Neue OZ: Kommentar zu Türkei / DEU / Davutoglu / Wulff

Besuch mit religiösen Reizthemen

Sein dritter Staatsbesuch stellt Christian Wulff vor enorme
Herausforderungen. Zwar waren in diesem Jahr schon Kanzlerin Angela
Merkel und Außenminister Guido Westerwelle in der Türkei, ebenso wie
die Minister Thomas de Maiziére und Rainer Brüderle. Doch den
Bundespräsidenten begleiten auf seiner Reise weit höhere Erwartungen.
Alle kann er wohl kaum erfüllen.

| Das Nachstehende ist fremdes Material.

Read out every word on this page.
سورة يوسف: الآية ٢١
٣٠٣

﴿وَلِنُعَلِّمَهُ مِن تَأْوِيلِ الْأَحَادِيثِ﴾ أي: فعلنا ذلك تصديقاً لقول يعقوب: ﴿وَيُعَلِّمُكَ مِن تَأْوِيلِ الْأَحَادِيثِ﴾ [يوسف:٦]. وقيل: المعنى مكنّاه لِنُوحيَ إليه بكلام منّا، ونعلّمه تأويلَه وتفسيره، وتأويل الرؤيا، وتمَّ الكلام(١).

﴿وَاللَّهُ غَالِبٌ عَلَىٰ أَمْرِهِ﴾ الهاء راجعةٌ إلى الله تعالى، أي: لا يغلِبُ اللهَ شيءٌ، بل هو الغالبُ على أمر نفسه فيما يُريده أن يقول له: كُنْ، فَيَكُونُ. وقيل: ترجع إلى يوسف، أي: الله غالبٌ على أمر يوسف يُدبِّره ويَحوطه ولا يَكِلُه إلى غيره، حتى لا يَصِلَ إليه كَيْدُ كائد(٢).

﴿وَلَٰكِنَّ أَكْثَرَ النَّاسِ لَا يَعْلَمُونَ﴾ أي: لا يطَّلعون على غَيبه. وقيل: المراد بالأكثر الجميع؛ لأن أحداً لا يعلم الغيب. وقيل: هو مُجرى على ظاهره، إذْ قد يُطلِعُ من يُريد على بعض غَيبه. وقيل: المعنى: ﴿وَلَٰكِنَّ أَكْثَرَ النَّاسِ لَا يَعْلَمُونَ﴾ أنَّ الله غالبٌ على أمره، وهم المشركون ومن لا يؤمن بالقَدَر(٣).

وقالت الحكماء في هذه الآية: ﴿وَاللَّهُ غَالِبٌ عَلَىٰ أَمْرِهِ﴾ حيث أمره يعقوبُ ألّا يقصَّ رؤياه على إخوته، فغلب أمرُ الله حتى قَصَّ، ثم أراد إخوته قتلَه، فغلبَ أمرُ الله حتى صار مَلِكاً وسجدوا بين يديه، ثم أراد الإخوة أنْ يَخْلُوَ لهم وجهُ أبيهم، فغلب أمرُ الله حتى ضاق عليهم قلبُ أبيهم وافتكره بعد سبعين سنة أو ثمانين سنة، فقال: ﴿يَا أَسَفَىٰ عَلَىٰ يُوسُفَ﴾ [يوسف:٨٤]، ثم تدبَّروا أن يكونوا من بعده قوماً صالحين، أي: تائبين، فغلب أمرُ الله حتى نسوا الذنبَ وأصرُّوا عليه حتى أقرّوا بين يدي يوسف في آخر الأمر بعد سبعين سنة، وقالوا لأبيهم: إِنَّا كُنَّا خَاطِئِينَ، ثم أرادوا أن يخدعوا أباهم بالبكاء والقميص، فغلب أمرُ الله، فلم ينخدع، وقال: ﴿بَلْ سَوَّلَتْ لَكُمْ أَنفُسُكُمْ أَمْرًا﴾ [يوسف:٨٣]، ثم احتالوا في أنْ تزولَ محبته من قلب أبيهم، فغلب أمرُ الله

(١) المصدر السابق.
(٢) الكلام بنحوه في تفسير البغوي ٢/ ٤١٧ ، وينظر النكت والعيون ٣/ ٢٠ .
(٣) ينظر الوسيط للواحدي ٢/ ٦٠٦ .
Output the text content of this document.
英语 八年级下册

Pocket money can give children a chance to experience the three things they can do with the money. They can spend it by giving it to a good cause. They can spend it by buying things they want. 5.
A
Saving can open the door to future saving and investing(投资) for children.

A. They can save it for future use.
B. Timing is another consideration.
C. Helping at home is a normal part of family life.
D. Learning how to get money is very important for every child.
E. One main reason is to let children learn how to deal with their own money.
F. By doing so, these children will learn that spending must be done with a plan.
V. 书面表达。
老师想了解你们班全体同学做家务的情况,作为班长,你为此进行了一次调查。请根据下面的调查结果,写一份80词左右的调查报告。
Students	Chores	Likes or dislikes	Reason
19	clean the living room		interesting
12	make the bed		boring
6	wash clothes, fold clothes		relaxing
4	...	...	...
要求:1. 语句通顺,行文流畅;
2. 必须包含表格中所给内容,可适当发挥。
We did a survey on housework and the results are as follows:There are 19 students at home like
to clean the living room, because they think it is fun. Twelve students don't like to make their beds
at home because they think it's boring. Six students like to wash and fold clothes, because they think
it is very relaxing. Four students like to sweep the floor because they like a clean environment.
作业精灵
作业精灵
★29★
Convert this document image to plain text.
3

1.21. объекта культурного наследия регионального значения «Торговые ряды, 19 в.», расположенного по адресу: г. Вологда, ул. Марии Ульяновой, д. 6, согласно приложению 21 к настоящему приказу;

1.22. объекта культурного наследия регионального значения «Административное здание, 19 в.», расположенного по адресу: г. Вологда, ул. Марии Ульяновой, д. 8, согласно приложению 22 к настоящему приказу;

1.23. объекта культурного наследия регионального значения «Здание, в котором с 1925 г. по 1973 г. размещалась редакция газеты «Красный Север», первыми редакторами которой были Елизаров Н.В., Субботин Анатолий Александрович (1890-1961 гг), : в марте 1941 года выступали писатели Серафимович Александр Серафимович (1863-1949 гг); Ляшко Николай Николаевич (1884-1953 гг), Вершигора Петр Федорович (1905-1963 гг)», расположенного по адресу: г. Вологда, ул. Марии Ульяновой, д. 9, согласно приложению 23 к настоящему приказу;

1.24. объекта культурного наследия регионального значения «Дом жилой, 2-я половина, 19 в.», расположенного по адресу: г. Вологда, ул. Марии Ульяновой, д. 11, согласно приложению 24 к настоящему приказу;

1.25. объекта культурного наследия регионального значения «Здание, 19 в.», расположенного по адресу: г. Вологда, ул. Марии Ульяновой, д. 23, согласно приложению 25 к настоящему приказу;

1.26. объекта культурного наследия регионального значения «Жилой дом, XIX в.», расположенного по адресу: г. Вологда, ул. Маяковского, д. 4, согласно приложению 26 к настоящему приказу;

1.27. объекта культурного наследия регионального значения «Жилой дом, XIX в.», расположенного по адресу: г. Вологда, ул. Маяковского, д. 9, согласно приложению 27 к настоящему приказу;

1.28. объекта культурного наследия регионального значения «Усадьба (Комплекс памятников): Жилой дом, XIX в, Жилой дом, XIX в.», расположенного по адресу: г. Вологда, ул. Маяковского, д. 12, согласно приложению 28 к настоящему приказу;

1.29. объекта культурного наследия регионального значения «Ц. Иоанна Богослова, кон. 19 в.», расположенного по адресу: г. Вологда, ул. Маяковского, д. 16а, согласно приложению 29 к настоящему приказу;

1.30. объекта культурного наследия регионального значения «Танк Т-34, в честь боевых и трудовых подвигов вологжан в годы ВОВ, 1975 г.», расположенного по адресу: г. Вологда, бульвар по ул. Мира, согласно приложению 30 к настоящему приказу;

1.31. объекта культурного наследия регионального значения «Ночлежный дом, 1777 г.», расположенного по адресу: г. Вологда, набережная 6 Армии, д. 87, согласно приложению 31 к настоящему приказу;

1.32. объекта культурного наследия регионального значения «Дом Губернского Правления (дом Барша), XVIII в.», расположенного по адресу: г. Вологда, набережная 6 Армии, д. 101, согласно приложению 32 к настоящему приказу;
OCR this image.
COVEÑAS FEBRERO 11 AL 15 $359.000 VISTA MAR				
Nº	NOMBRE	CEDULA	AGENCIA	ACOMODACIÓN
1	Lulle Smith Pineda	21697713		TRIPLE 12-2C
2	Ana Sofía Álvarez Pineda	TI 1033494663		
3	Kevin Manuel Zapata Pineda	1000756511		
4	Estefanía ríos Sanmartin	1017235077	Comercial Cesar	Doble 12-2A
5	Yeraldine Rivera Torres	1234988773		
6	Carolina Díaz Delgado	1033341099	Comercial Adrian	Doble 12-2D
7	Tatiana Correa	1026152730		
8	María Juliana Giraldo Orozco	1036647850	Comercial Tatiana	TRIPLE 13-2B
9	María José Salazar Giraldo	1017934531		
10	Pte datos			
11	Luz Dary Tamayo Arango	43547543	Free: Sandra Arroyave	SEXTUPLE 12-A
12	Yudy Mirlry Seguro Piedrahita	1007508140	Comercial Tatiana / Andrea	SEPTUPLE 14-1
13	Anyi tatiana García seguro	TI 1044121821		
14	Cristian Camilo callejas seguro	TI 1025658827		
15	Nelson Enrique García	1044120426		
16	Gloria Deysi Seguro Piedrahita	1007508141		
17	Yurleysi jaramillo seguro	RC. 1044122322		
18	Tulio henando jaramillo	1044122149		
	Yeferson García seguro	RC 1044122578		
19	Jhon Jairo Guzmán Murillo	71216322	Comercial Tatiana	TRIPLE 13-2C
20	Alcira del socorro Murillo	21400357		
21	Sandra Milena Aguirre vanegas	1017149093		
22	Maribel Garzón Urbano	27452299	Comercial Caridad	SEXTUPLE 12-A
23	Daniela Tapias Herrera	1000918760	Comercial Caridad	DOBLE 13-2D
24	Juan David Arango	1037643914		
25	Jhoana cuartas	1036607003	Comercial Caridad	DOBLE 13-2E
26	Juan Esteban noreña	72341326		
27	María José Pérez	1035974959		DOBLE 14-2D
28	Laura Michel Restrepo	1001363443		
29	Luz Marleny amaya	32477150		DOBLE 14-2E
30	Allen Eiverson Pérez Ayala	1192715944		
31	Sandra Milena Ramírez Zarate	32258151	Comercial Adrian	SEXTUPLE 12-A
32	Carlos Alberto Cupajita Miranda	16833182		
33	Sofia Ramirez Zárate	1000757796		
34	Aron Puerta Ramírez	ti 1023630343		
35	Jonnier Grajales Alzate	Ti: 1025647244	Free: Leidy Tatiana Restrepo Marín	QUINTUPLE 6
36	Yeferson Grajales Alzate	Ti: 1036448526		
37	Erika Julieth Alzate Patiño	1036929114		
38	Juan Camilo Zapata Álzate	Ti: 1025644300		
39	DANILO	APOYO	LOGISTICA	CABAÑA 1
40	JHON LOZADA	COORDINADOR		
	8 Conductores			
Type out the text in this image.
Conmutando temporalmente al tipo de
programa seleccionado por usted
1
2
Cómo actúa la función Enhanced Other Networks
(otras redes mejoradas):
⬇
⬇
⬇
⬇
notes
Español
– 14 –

Die Spannung vor seiner heutigen
Rede hängt auch mit dem Zeitpunkt zusammen: In Deutschland laufen
intensive Debatten um Thilo Sarrazin, Islam und Integration, die auch
in der Türkei Beachtung finden. Zugleich rollt über Europa eine Welle
des Rechtspopulismus.

Ein weiterer Grund für die hohen Erwartungen hängt mit den vielen
hierzulande lebenden Türken zusammen. Das führt zu besonderen
Beziehungen, wie kürzlich das Fußball-Länderspiel Deutschland-Türkei
in Berlin belegt hat. Zwar kommt Wulff als Staatsoberhaupt, das wohl
auch etwas zum Beitrittswunsch der reformfreudigen Regierung Erdogan
zur EU sagen wird. Auffällig aber ist, was für eine große Rolle die
Religionen beim Besuch einnehmen.

Hier liegen die größten Reizthemen. Zum einen, weil die türkische
Regierung mithilfe ihrer Religionsbehörde großen Einfluss auf die
Muslime ausübt, etwa indem sie staatlich bezahlte Imame nach
Deutschland schickt. Zum anderen, wegen der schwierigen Rolle der
christlichen Minderheit in der Türkei. Wirtschaftsthemen, sonst
zentral, geraten in dieser Situation in den Hintergrund.